Issati su una soapbox, una cassetta di legno simile a quelle originariamente usate per le spedizioni di sapone, a Speakers’Corner hanno parlato fra gli altri Churchill, Marx, Lenin, George Bernard Shaw e George Orwell, l’autore di1984, che lo definiva «una piccola meraviglia del mondo» e disse di avervi sentito discorsi di «nazionalisti indù, comunisti, integralisti cattolici, vegetariani, mormoni, portavoce dell’Esercito della Salvezza e un bel po’ di lunatici». Un certo lord Soper, sacerdote metodista, anarchico e pacifista, si vantava di averci fatto discorsi ininterrottamente dal 1926 al 1998. Recentemente è perfino uscito un libro, A Summer in the Park: a Journal of Speaker’s Corner, del giornalista Tony Allen, che raccoglie gli interventi più caratteristici.

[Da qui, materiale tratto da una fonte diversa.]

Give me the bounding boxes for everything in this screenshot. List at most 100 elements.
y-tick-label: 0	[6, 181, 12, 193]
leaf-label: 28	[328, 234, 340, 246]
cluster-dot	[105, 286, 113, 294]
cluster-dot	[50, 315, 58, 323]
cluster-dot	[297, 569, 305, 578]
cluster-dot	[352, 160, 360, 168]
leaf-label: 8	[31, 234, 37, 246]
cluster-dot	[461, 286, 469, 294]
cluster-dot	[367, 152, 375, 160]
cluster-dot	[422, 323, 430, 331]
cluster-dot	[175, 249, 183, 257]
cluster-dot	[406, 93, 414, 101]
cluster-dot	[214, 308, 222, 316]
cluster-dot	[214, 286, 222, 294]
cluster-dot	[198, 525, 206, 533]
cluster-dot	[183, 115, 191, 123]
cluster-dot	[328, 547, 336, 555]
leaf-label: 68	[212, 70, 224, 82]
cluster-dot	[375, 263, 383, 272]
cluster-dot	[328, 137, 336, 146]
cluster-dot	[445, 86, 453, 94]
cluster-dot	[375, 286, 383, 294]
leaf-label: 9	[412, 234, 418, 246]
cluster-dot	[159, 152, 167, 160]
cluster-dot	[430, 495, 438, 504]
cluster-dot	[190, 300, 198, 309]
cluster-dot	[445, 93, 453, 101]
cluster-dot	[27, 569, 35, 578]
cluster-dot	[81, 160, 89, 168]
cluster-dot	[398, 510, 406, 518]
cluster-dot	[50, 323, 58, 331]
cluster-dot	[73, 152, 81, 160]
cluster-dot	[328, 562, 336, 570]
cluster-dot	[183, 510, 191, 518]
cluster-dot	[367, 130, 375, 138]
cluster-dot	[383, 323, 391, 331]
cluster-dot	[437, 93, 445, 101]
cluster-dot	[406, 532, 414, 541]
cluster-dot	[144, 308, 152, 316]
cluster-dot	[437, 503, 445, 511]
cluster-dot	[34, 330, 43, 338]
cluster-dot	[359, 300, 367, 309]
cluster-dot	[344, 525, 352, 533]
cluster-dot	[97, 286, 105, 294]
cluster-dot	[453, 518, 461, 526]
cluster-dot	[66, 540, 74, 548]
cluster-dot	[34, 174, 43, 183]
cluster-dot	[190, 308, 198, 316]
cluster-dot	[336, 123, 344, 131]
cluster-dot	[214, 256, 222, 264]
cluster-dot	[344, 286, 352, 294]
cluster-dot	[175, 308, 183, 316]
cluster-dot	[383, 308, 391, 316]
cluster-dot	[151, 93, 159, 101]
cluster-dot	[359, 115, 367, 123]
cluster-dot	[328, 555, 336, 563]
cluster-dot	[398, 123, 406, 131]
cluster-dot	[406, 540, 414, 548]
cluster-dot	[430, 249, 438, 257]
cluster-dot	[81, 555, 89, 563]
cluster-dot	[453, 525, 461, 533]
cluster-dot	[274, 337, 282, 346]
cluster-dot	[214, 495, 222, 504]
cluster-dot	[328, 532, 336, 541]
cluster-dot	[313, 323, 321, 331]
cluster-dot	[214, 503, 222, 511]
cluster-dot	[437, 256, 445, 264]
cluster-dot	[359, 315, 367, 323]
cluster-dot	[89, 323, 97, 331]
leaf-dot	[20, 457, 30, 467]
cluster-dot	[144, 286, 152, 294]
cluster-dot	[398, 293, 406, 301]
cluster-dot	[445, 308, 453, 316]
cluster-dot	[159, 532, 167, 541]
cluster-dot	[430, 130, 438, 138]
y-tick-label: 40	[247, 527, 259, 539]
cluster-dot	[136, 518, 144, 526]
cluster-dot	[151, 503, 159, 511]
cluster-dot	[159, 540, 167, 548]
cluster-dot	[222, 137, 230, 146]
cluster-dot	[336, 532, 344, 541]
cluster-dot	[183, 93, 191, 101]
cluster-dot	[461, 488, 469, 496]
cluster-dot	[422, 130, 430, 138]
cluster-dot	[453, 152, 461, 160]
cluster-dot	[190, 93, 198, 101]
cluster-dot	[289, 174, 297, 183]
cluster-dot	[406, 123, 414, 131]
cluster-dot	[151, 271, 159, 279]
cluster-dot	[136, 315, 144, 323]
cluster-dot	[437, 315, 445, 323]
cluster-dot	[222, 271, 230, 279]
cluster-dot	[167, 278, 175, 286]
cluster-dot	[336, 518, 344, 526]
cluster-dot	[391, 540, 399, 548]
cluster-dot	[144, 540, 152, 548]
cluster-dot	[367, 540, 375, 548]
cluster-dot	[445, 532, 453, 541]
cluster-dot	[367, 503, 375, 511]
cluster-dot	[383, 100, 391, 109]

Anche in passato, per la verità, ci sono state sporadiche violenze: per sciogliere i meeting delle prime suffragette nel 1906, le dimostrazioni delle camicie nere del fascista britannico Oswald Mosley (padre di Max, ex presidente Formula Uno) nel 1934, incidenti durante la grande manifestazione contro la guerra in Iraq nel 2003.
La novità è che ora alcuni movimenti estremisti hanno iniziato a strumentalizzare Speakers’ Corner come tam-tam mediatico: pronunciato qui e poi messo online, un discorso ha più valore che se fatto altrove. Per fondamentalisti islamici e suprematisti bianchi, l’Angolo degli Oratori è diventato l’equivalente di una piazza digitale da conquistare. In un certo senso, la polemica lo ha modernizzato, portandolo nel XXI secolo. Ma ne dimostra anche i limiti, nell’era in cui i social sono l’altoparlante del mondo per comizi su qualsiasi tema, pubblico e privato, serio, futile o ignobile. Non per nulla nel suo ultimo libro,Free speech, il politologo Timothy Garton Ash definisce Internet come «la più grande fogna del pianeta» con cui la libertà di parola deve fare i conti. IlTimes ha già dato l’allarme sul fenomeno. Finora Scotland Yard minimizza, affermando che non saranno tollerati soprusi e installando una discreta vigilanza. Fortunatamente ci sono giornate normali, in cui questo spicchio di Hyde Park riacquista il ruolo che ne ha fatto un simbolo di democrazia, un’istituzione e pure un’attrazione turistica. «Un luogo», come dice Paul Hunt, uno dei suoi habitué, «pieno di gente che parla senza avere niente da dire a gente che non ha nessuna intenzione di ascoltare». Ma anche questa è libertà d’espressione.